Tutkun, paylaşımını siyasi bir maksatla yapmadığını belirterek sözlerini şöyle noktaladı:
"Hayır pişman olmadım, zaten orada da dedim linç edileceğimi bilerek paylaşıyorum. Babam 29 Aralık'ta ölmüş. Ben babamı ilk kez 18 yaşımda iki kere gördüm ikisinde de hastanede gördüm. Çünkü hastaydı. Bir kere de baba diyemeden öldü. Hiç kimseye ben baba demedim, müdürlerimizden başka. O fotoğrafta çok güzel bir fotoğraf. Orda Kur'an-ı Kerim öğretiyormuş ben hiç onun bile farkında değilim. Neler neler söylendi. Ben ne düşünerek yazdım onlar neler söylendi. Sen bana niye saldırıyorsun kardeşim. Ben orda baba gibi görmüşüm özenmişim aralarındaki ilişkiye... Maşallah demekte lazım tabi. Ben bir çok insanın babasına, annesine özendim. Ailesine özendim. Biz görmedik ki bunları.
Bunu ancak bizim gibi yatılı okulda kalmış kişiler anlar.
Ben bir siyasetçi olduğunu düşünmeden söyledim bunu. Bu kadar mı duyarsız, duygusuzsunuz. Bu benim özlediğim, görmediğim, hiç yaşamadığım bir durum, fotoğraf.
"BENİM YANIMDA HİÇ KİMSE YOKKEN DEVLET VARDI"
Devletimin yanındayım diye de oldu bunlar. Devletimin yanında olacağım tabii kimin yanında olacağım. Hükümetle devleti karıştırıyorsun diyorlar. Devletimin yanındayımı da gidip 'Şükriye Tutkun Boğaziçi eylemleri için şunu söyledi' dediler. Ben öyle bir ley demedim ki. Fikrim varsa kendime.

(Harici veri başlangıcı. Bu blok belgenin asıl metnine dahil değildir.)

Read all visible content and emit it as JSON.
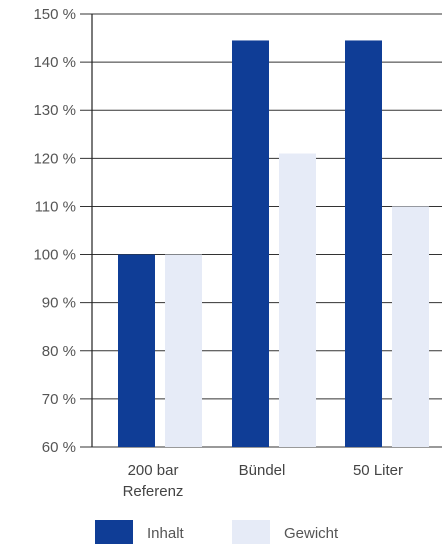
{
  "chart_data": {
    "type": "bar",
    "categories": [
      [
        "200 bar",
        "Referenz"
      ],
      [
        "Bündel"
      ],
      [
        "50 Liter"
      ]
    ],
    "series": [
      {
        "name": "Inhalt",
        "values": [
          100,
          144.5,
          144.5
        ],
        "color": "#0f3d96"
      },
      {
        "name": "Gewicht",
        "values": [
          100,
          121,
          110
        ],
        "color": "#e6ebf7"
      }
    ],
    "y_ticks": [
      "150 %",
      "140 %",
      "130 %",
      "120 %",
      "110 %",
      "100 %",
      "90 %",
      "80 %",
      "70 %",
      "60 %"
    ],
    "ylim": [
      60,
      150
    ],
    "grid": true,
    "legend_position": "bottom"
  }
}
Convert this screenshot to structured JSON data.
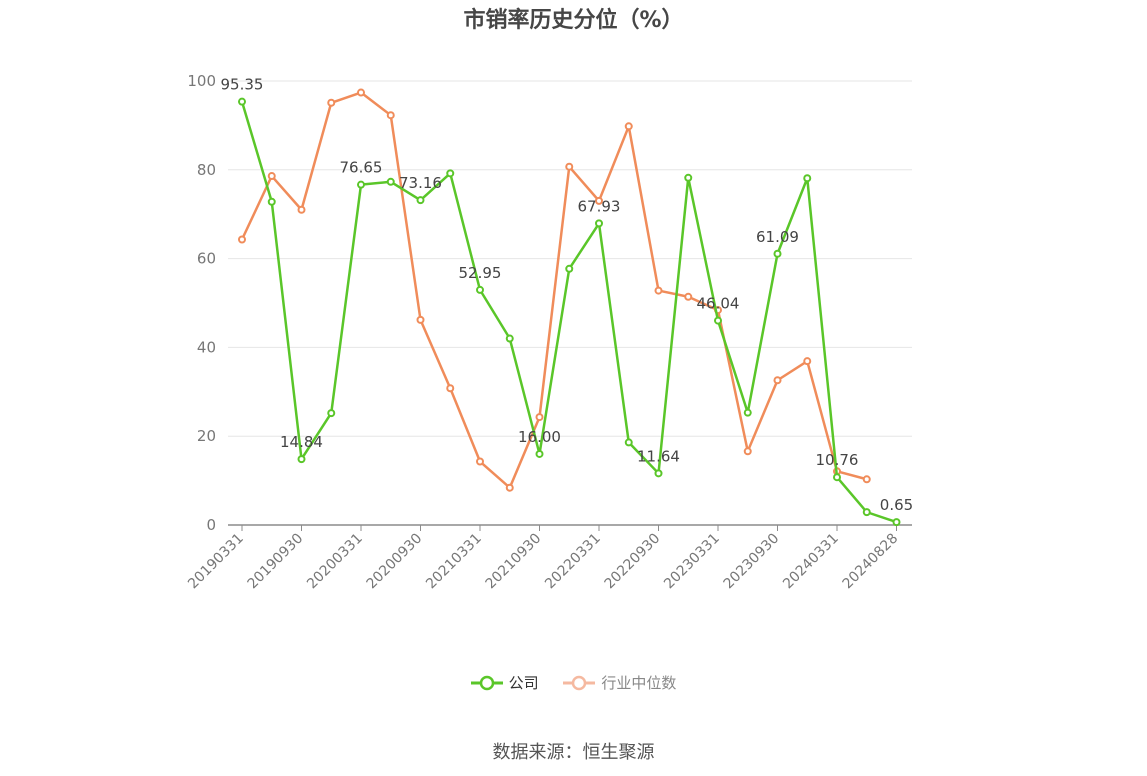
{
  "title": "市销率历史分位（%）",
  "source": "数据来源：恒生聚源",
  "colors": {
    "company": "#5ac629",
    "industry": "#f08c5a",
    "industry_legend": "#f5b9a0",
    "grid": "#e6e6e6",
    "axis": "#8c8c8c"
  },
  "chart_data": {
    "type": "line",
    "title": "市销率历史分位（%）",
    "xlabel": "",
    "ylabel": "",
    "ylim": [
      0,
      100
    ],
    "yticks": [
      0,
      20,
      40,
      60,
      80,
      100
    ],
    "grid": true,
    "legend_position": "bottom",
    "x": [
      "20190331",
      "20190630",
      "20190930",
      "20191231",
      "20200331",
      "20200630",
      "20200930",
      "20201231",
      "20210331",
      "20210630",
      "20210930",
      "20211231",
      "20220331",
      "20220630",
      "20220930",
      "20221231",
      "20230331",
      "20230630",
      "20230930",
      "20231231",
      "20240331",
      "20240630",
      "20240828"
    ],
    "xtick_labels": [
      "20190331",
      "20190930",
      "20200331",
      "20200930",
      "20210331",
      "20210930",
      "20220331",
      "20220930",
      "20230331",
      "20230930",
      "20240331",
      "20240828"
    ],
    "series": [
      {
        "name": "公司",
        "color": "#5ac629",
        "values": [
          95.35,
          72.8,
          14.84,
          25.2,
          76.65,
          77.3,
          73.16,
          79.2,
          52.95,
          42.0,
          16.0,
          57.7,
          67.93,
          18.6,
          11.64,
          78.2,
          46.04,
          25.3,
          61.09,
          78.1,
          10.76,
          2.9,
          0.65
        ]
      },
      {
        "name": "行业中位数",
        "color": "#f08c5a",
        "values": [
          64.3,
          78.6,
          71.0,
          95.1,
          97.4,
          92.3,
          46.2,
          30.8,
          14.3,
          8.4,
          24.3,
          80.7,
          73.0,
          89.8,
          52.8,
          51.4,
          48.4,
          16.6,
          32.6,
          36.9,
          12.1,
          10.3,
          null
        ]
      }
    ],
    "annotations": [
      {
        "index": 0,
        "label": "95.35"
      },
      {
        "index": 2,
        "label": "14.84"
      },
      {
        "index": 4,
        "label": "76.65"
      },
      {
        "index": 6,
        "label": "73.16"
      },
      {
        "index": 8,
        "label": "52.95"
      },
      {
        "index": 10,
        "label": "16.00"
      },
      {
        "index": 12,
        "label": "67.93"
      },
      {
        "index": 14,
        "label": "11.64"
      },
      {
        "index": 16,
        "label": "46.04"
      },
      {
        "index": 18,
        "label": "61.09"
      },
      {
        "index": 20,
        "label": "10.76"
      },
      {
        "index": 22,
        "label": "0.65"
      }
    ]
  }
}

Ben hiç bir zaman milleti birbirine düşürmek için, solu sağı birbirine kışkırtmak için böyle bir şey yapmam. Tabii ki devletimin yanında olacağım. Benim yanımda hiç kimse yokken devlet vardı.
"DEVLETİN ASKERİYİM"
Ne dayım vardı ki dayımın oğlu da Boğazi'çinde okuyordu, hepsi kelli felli paralı pullu adamlardı. Ama beni yetimhaneye attılar yani, kim vardı yanımda devlet vardı. Oya Anne vardı benim yanımda, Müdür Baba vardı. Şimdi devletimin yanındayım diyeceğim tabii, yine de diyorum. Devletin askeriyim."